La transaction amiable après un accident de la route est à privilégier lorsque tout se passe bien avec l'assurance. Toutefois, nous recommandons vivement l'assistance d'un avocat tout au long de la procédure. Ceci, afin d'éviter toute mauvaise surprise au moment de régulariser le protocole transactionnel d'indemnisation.

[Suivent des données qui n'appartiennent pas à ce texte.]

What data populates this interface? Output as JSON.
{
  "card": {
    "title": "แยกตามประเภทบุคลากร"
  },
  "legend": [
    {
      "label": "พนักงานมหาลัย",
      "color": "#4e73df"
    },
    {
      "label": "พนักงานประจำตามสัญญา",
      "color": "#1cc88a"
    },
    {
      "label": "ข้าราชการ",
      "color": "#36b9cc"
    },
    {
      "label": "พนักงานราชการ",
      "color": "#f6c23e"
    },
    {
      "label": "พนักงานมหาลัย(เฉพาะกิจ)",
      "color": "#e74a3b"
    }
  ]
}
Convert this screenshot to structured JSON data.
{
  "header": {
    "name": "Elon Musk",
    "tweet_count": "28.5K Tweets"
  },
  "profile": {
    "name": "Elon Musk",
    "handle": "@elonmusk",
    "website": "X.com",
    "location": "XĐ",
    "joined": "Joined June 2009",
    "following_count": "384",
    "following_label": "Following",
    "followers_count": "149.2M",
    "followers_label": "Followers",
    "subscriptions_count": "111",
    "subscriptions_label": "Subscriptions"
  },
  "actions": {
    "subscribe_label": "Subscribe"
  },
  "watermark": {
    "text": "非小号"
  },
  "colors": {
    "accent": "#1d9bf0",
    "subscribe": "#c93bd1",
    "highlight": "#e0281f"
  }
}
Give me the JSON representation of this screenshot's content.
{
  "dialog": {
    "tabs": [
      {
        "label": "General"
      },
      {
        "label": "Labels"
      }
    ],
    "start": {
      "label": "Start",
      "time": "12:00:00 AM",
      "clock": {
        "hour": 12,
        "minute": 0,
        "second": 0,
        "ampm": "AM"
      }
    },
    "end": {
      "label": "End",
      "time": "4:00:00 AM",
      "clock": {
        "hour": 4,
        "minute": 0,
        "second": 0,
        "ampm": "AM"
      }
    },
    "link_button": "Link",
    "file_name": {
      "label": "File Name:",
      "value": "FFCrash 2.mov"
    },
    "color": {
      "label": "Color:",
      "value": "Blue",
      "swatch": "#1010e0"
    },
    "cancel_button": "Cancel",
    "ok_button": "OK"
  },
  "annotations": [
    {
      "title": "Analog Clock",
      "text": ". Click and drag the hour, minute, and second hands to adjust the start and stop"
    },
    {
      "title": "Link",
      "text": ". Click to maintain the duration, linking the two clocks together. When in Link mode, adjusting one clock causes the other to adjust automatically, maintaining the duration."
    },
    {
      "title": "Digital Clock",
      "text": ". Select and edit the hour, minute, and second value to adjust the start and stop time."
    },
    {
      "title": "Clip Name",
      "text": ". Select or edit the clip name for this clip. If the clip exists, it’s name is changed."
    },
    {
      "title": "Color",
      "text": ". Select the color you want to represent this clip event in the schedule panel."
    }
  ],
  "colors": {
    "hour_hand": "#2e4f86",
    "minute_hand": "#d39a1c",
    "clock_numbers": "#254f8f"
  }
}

Voir sur le site principal AIVF Transaction amiable

⚖️ Jurisprudence — Transaction amiable (accident de la route)

Consentement éclairé
Cass. civ. 2e, 3 avr. 2008, n° 07-15.768
Cour de cassation, 2e chambre civile

Une transaction n’est valable que si la victime a donné un consentement libre et éclairé. L’assureur doit fournir une information complète sur les préjudices indemnisables. À défaut, l’accord peut être annulé pour vice du consentement.

Portée de la renonciation
Cass. civ. 2e, 6 déc. 2018, n° 17-27.627
Cour de cassation, 2e chambre civile

La clause par laquelle la victime renonce à tout recours doit être interprétée strictement. Seuls les préjudices expressément visés dans la transaction sont concernés. La victime peut réclamer ultérieurement des dommages non mentionnés dans l’accord.

Obligation d’offre
Cass. civ. 2e, 19 janv. 2017, n° 15-28.116
Cour de cassation, 2e chambre civile

L’assureur doit présenter une offre d’indemnisation complète et motivée dans les délais légaux (loi Badinter). Une offre insuffisante ou tardive engage sa responsabilité financière (intérêts majorés).

Expertise médicale
CA Lyon, 18 nov. 2022, RG 19/04521
Juridiction du fond

Les juges rappellent qu’une transaction ne peut être équitable que si la victime dispose d’une évaluation médicale objective et contradictoire. Sans expertise complète, la renonciation est dépourvue de portée.

Aggravation
Cass. civ. 2e, 15 janv. 2009, n° 07-21.948
Cour de cassation, 2e chambre civile

Même après signature d’une transaction, la victime peut demander une indemnisation complémentaire si elle démontre une aggravation médicale nouvelle non connue au jour de l’accord.